Five rounds of competitive bidding and a few controversies later, the Piramal Group won the bidding process in January this year. Regulatory, legal and administrative approvals took another eight months.
Lenders, who were initially staring at a large haircut, benefitted immensely from competitive bidding. They will recover Rs 38,000 crore from the DHFL account. This includes Rs 14,700 crore in upfront cash payment, Rs 3,800 crore from DHFL’s existing cash balances and Rs 19,550 crore in 10-year non-convertible debentures with an annual interest rate of 6.75%.
For the Piramal Group, the acquisition is a major milestone in its attempt to make a mark in financial services. It had so far focused on wholesale real estate lending, which faced its share of asset-quality concerns.
DHFL allows the Piramal Group to leap into the lucrative and relatively safer affordable housing loans segment.
The group’s loan book will now be equally divided between retail and wholesale loans. From here on, Piramal aims to grow retail footprint to ensure that loans to individuals account for two-thirds of its portfolio.
This, Piramal aims to achieve through small business loans, loans against property, used vehicle finance and unsecured retail lending. Piramal Capital & Housing Finance Ltd. will employ both physical and digital modes of distribution to target these segments.
“Unsecured retail is something new which we will be starting. For that we are investing in artificial intelligence and machine learning to better understand risk and underwriting. We will also grow DHFL’s existing infrastructure to do these loans,” Piramal said.
The wholesale loans segment will be de-emphasised. The immediate strategy is to wind down DHFL’s corporate loans and monetise them, Piramal said.
According to a corporate presentation on DHFL’s website, the company’s total wholesale book stood at Rs 50,805 crore as of June 30, 2020. Adjusting for fair value loss, the book was valued at just Rs 30,107 crore.

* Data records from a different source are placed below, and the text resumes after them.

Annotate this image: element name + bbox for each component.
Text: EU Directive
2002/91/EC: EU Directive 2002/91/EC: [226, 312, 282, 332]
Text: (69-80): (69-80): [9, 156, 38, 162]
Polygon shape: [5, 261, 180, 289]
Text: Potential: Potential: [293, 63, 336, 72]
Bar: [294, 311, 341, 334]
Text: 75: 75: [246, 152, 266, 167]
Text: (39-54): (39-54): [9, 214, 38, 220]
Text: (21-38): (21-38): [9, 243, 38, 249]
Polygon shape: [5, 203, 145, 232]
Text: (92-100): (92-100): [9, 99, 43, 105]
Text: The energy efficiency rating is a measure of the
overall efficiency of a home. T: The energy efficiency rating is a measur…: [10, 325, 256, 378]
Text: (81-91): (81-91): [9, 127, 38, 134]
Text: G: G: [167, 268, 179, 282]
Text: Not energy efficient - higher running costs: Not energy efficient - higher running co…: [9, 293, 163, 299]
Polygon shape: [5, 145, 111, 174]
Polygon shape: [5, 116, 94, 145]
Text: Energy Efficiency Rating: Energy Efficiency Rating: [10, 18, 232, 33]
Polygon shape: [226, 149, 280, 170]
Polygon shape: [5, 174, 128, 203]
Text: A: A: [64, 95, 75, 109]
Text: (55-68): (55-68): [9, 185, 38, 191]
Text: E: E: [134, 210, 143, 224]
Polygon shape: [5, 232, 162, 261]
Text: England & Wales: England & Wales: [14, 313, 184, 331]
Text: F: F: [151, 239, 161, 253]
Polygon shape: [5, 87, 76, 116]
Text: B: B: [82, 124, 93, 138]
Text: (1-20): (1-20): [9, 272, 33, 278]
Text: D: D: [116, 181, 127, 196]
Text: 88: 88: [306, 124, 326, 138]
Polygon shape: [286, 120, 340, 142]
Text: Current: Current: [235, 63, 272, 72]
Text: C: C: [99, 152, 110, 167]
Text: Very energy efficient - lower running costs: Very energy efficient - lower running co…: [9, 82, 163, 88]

Piramal is going big on the housing loan segment at a time when competition is at a peak. Given concerns around asset quality across other segments, most large banks are focusing on mortgages. A large surplus liquidity has meant that these banks are also offering historically low interest rates.
During the current festive period, the lowest home loan rates are in the 6.5-6.7% range.
Can Piramal, without the advantage of low-cost deposits, really compete?
“Traditionally, the cost of funds of banks will always be lower than an NBFC. So that way you should never have an NBFC. But that’s not the way to look at it,” Piramal said.
The geographies that DHFL is present in gives the Piramal Group significant strategic advantage over banks, he said. Piramal is also inheriting DHFL’s staff and branches, which will add to its strength in growing the affordable housing book.
“Plus the way we are doing it, these are not just salaried customers. Risk analysis and to have proprietary models is not something which is their (banks’) area of strength,” Piramal said.
With the kind of rates banks and large housing financiers are offering, companies like Piramal have to target non-salaried customers in small geographies, said an analyst, who spoke on the condition of anonymity. But the quality of customers in this market is uncertain as prime borrowers would have already been covered by more established NBFCs, the analyst added.
One way for Piramal to lower the cost of funds and lend at lower rates to higher-credit-score customers would be to accept fixed deposits.
DHFL, which was a deposit-taking company, lost its licence after the Reserve Bank of India put it under bankruptcy proceedings in November 2019. Further, while approving Piramal Group’s bid for DHFL, the regulator declined to renew this license.